CCL2 mRNA levels were quantified using quantitative real-time PCR and normalized to beta-actin mRNA in (a). Treatment Discontinued and (b) Treatment Continued groups. (c) ELISA was used to measure circulating CCL2 of SSc patients at baseline (n = 3), 3 months of MMF (n = 2), and >16 months of MMF (n = 4) and healthy controls (n = 4, females, >30 years) in pg/ml. (d) Relative monocyte migration toward sera from SSc patients and sera or plasma from healthy controls (n = 5, females, >30 years) was measured. Relative fluorescence (y-axis) is the ratio of sample fluorescence and internal control fluorescence (media without additional CCL2). Unpaired t test used for all statistical analysis, mean with standard deviation (SD) shown. MMF, mycophenolate mofetil; SSc, systemic sclerosis.

Figure 4.. Myeloid dendritic cells, T-lymphocytes, and macrophages contribute significantly to the inflammatory gene expression signature.

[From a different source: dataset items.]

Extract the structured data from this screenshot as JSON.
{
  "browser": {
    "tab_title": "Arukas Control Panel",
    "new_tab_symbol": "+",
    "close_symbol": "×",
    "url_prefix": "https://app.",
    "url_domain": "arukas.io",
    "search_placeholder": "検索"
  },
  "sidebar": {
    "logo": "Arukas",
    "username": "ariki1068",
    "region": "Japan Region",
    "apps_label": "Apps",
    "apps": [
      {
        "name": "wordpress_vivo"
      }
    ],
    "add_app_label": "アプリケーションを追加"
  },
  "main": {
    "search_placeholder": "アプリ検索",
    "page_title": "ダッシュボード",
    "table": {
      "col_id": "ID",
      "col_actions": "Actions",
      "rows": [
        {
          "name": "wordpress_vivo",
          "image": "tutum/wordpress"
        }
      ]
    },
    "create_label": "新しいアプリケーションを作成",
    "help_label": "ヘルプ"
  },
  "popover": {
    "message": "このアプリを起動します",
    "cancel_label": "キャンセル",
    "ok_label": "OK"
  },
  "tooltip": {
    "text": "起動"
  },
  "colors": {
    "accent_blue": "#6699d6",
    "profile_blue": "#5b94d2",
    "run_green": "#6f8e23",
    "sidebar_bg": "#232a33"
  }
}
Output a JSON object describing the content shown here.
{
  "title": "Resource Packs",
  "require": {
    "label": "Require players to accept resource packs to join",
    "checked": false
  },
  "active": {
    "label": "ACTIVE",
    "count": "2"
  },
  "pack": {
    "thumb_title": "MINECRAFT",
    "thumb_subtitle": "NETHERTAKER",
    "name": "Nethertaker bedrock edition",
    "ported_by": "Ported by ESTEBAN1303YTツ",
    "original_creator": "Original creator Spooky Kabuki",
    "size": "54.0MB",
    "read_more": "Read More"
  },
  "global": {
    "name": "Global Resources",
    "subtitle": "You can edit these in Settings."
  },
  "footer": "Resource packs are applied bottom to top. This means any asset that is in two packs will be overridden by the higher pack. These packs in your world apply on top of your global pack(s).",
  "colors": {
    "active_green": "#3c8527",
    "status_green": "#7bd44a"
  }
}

(a) Six subjects highlighted in Figure 2 show a high correlation between their individual cell type-specific NES scores and their inflammatory NES scores across the time course for dendritic cells (DCs; r = 0.83), macrophages (r = 0.60), and T-lymphocytes (r = 0.77). (b, c) The cell type NES scores are plotted against time (base, 6 months, 12 months, 24 months, and 36 months) and are split between subjects who discontinue MMF at 24 months (b, Treatment Discontinued) and subjects who continue MMF treatment (c, Treatment Continued). Treatment Discontinued are subjects SSc_03, 06, and 08 and Treatment Continued are subjects SSc_10, 17, and 28. Arrow indicates when a subject started MMF, and a dashed line indicates when a subject discontinued MMF.MMF, mycophenolate mofetil; NES, normalized enrichment scores; SSc, systemic sclerosis.

Figure 5.. Immunohistochemistry shows reductions in DCs and macrophages during MMF treatment.

(a, b) Immunohistochemistry staining targeting CD163 (macrophage marker) of arm biopsy slides. CD163 counts were plotted over time for subjects 03, 06, 08, 10, 17, and 28. (c, d) Immunohistochemistry staining for CD163 in baseline (c) and 36 months (d) biopsies from SSc_1 7 (Treatment Continued). (e, f) Immunohistochemistry staining targeting CD1c (mDC marker) of arm biopsy slides. CD1c counts were plotted overtime for the same subjects. (g–i) Immunohistochemistry staining for CD1c in baseline (g), 24-month (h), and 36-month (i) biopsies from SSc_08 (MMF ceased at 24 months, Treatment Discontinued). Data not available for all subjects at all time points; missing data denoted by “x.” An arrow indicates when treatment started. A dashed line indicates when treatment stopped. DC, dendritic cell; mDC, myeloid dendritic cell; MMF, mycophenolate mofetil.